Supplier relationship management, in MedTech and beyond, has grown more important than ever before. Contract obligations or Purchase Price Management are not enough to manage ongoing supply chain disruptions anymore, and this is not only about the power dynamic between the company and its suppliers.
"There is an urgent need to extend the company's borders to external partners,” Lesenechal says, “because together, we are stronger and more creative to be able to anticipate and to fix problems.
“The CPO especially needs to orchestrate brainstorming sessions with suppliers: this can be to get support for a difficult-to-source component, or to drive a game-changer design evolution, or to influence business decisions.”
Lesenechal expresses that, on several occasions over the last few years, he has seen that the value coming from that type of co-working is very high, compared to a standard purchase price discussion.
Regarding internal stakeholders, he believes that procurement must play a strong role in Product Lifecycle Management.

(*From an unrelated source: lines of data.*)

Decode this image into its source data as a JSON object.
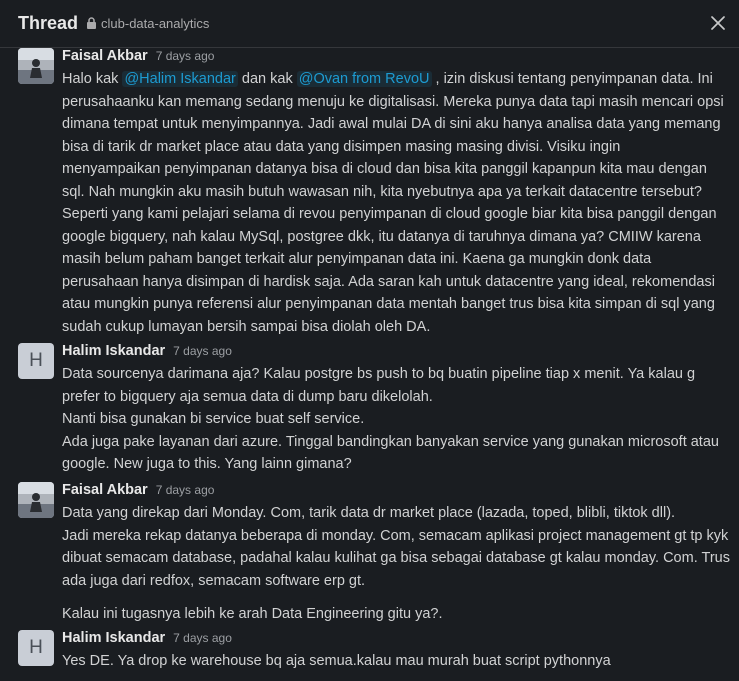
{
  "header": {
    "title": "Thread",
    "channel": "club-data-analytics"
  },
  "messages": [
    {
      "author": "Faisal Akbar",
      "time": "7 days ago",
      "first_line": {
        "pre": "Halo kak",
        "mention1": "@Halim Iskandar",
        "mid": "dan kak",
        "mention2": "@Ovan from RevoU",
        "post": ", izin diskusi tentang penyimpanan data. Ini"
      },
      "lines": [
        "perusahaanku kan memang sedang menuju ke digitalisasi. Mereka punya data tapi masih mencari opsi",
        "dimana tempat untuk menyimpannya. Jadi awal mulai DA di sini aku hanya analisa data yang memang",
        "bisa di tarik dr market place atau data yang disimpen masing masing divisi. Visiku ingin",
        "menyampaikan penyimpanan datanya bisa di cloud dan bisa kita panggil kapanpun kita mau dengan",
        "sql. Nah mungkin aku masih butuh wawasan nih, kita nyebutnya apa ya terkait datacentre tersebut?",
        "Seperti yang kami pelajari selama di revou penyimpanan di cloud google biar kita bisa panggil dengan",
        "google bigquery, nah kalau MySql, postgree dkk, itu datanya di taruhnya dimana ya? CMIIW karena",
        "masih belum paham banget terkait alur penyimpanan data ini. Kaena ga mungkin donk data",
        "perusahaan hanya disimpan di hardisk saja. Ada saran kah untuk datacentre yang ideal, rekomendasi",
        "atau mungkin punya referensi alur penyimpanan data mentah banget trus bisa kita simpan di sql yang",
        "sudah cukup lumayan bersih sampai bisa diolah oleh DA."
      ]
    },
    {
      "author": "Halim Iskandar",
      "avatar_letter": "H",
      "time": "7 days ago",
      "lines": [
        "Data sourcenya darimana aja? Kalau postgre bs push to bq buatin pipeline tiap x menit. Ya kalau g",
        "prefer to bigquery aja semua data di dump baru dikelolah.",
        "Nanti bisa gunakan bi service buat self service.",
        "Ada juga pake layanan dari azure. Tinggal bandingkan banyakan service yang gunakan microsoft atau",
        "google. New juga to this. Yang lainn gimana?"
      ]
    },
    {
      "author": "Faisal Akbar",
      "time": "7 days ago",
      "lines": [
        "Data yang direkap dari Monday. Com, tarik data dr market place (lazada, toped, blibli, tiktok dll).",
        "Jadi mereka rekap datanya beberapa di monday. Com, semacam aplikasi project management gt tp kyk",
        "dibuat semacam database, padahal kalau kulihat ga bisa sebagai database gt kalau monday. Com. Trus",
        "ada juga dari redfox, semacam software erp gt."
      ],
      "extra_line": "Kalau ini tugasnya lebih ke arah Data Engineering gitu ya?."
    },
    {
      "author": "Halim Iskandar",
      "avatar_letter": "H",
      "time": "7 days ago",
      "lines": [
        "Yes DE. Ya drop ke warehouse bq aja semua.kalau mau murah buat script pythonnya"
      ]
    }
  ],
  "icons": {
    "lock": "lock-icon",
    "close": "close-icon"
  },
  "colors": {
    "background": "#1a1d21",
    "mention": "#1d9bd1",
    "text": "#d1d2d3"
  }
}
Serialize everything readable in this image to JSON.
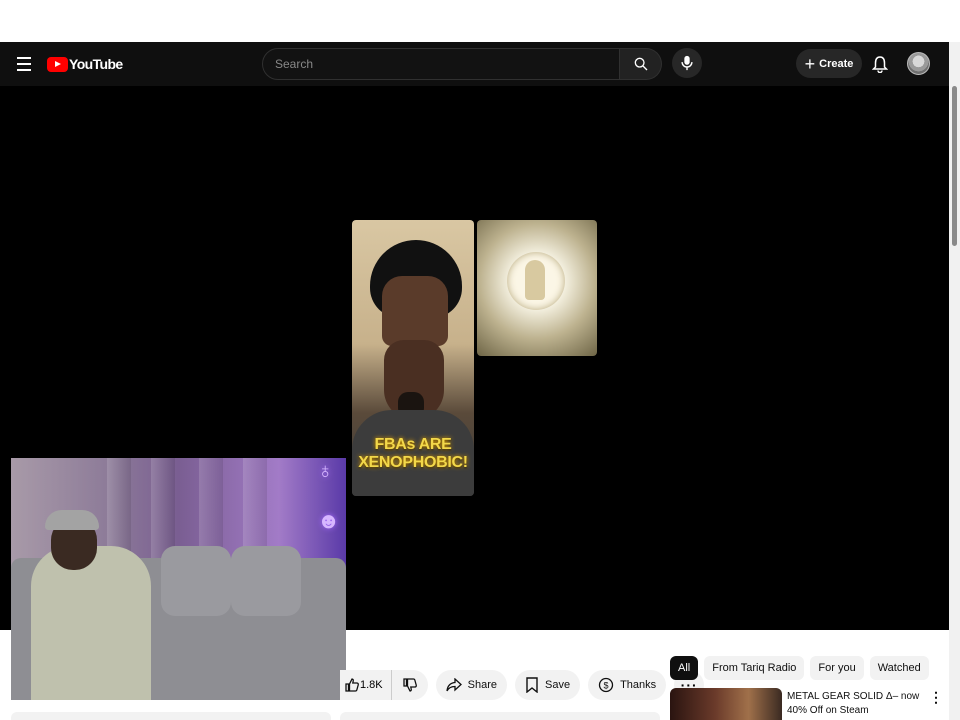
{
  "header": {
    "logo_text": "YouTube",
    "search_placeholder": "Search",
    "create_label": "Create"
  },
  "video": {
    "overlay_text": "FBAs ARE XENOPHOBIC!"
  },
  "actions": {
    "like_count": "1.8K",
    "share_label": "Share",
    "save_label": "Save",
    "thanks_label": "Thanks"
  },
  "chips": [
    {
      "label": "All",
      "active": true
    },
    {
      "label": "From Tariq Radio",
      "active": false
    },
    {
      "label": "For you",
      "active": false
    },
    {
      "label": "Watched",
      "active": false
    }
  ],
  "recommended": [
    {
      "title": "METAL GEAR SOLID Δ– now 40% Off on Steam"
    }
  ],
  "colors": {
    "topbar": "#0f0f0f",
    "brand_red": "#ff0000",
    "chip_active": "#0f0f0f",
    "chip_bg": "#f2f2f2"
  }
}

From supplier selection in a new product design phase to the phase-out of another one through the proactive management of the obsolescence risk, Lesenechal maintains that procurement’s partnership with R&D and marketing can have a massive impact on sourcing agility, as well as profitability per product – and that this is what procurement must drive.
Developing second sources, having a dynamic process of redesign for electronics and revisiting specifications to make them easier to source, are key.
“What we call Sustaining R&D must now be fully integrated into procurement’s strategy, as well as to the daily management of supply issues,” he says.